Nous pouvions avoir fait une demi-lieue, dans ce nouveau chemin, lorsque nous rencontrâmes une cabane. Il était presque temps, car les forces commençaient à me manquer. Il fut décidé que nous y ferions une halte d’une demi-heure pour y faire manger le cheval, ainsi que nous. Le bonheur voulut qu’en y entrant, nous trouvâmes beaucoup de bois sec à brûler, deux bancs formés de deux grosses pièces de bois brut et trois peaux de mouton, qu’il fut décidé que l’on emporterait pour nous en servir si nous étions obligés de passer la nuit dans la forêt.

Nous nous chauffâmes en mangeant un morceau de viande de cheval. Notre guide n’en voulut pas toucher, mais il tira de dessous sa capote de peau de mouton une mauvaise galette de farine d’orge, avec autant de paille, que nous nous empressâmes de partager avec lui. Il nous jura par Abraham qu’il n’avait que cela et quelques noix. Nous en fîmes quatre parts. Il en eut deux, et nous chacun une. Nous bûmes chacun un petit verre de mauvais genièvre. Je lui en présentai un qu’il refusa, et cela pour ne pas boire dans le même vase que nous. Mais il nous avança le creux de sa main, et nous lui en versâmes, qu’il avala.

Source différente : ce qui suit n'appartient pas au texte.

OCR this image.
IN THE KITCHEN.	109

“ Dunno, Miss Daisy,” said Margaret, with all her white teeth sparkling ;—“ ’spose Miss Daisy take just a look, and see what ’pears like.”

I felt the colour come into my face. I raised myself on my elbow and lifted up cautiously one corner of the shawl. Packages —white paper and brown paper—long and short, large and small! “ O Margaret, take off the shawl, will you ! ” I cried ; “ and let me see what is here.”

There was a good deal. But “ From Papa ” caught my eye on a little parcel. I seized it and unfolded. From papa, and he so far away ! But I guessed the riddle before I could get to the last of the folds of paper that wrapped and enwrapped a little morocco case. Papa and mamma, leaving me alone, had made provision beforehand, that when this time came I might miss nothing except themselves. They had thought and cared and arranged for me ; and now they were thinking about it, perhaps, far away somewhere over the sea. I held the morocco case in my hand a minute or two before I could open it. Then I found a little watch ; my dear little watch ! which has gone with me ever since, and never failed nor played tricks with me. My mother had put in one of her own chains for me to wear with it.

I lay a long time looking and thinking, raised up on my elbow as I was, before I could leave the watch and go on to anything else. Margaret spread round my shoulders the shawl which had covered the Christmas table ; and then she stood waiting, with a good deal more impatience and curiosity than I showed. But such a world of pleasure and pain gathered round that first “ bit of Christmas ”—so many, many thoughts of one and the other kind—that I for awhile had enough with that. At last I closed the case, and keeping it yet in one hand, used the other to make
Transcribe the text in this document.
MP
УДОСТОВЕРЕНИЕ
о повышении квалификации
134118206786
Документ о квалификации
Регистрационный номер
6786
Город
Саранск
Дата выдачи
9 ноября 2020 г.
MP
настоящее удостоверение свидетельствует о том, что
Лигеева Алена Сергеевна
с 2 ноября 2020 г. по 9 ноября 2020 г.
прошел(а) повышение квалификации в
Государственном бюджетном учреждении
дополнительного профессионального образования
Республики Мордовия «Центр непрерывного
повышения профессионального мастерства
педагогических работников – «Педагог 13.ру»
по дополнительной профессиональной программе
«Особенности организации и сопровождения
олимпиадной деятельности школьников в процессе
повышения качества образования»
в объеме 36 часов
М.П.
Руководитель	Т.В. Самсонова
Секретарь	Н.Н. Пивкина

Il nous dit alors que, pour arriver à une autre cabane, il fallait encore une bonne heure de marche. Aussi, dans la crainte que la nuit ne vienne nous surprendre, nous résolûmes de nous remettre en route. C’est ce que nous fîmes avec une peine incroyable, tant le chemin était devenu étroit, ou plutôt l’on aurait dit qu’il n’y en avait plus. Cependant Samuel, notre guide, qui avait vraiment du courage, nous rassura en nous disant que, bientôt, nous le retrouverions plus large.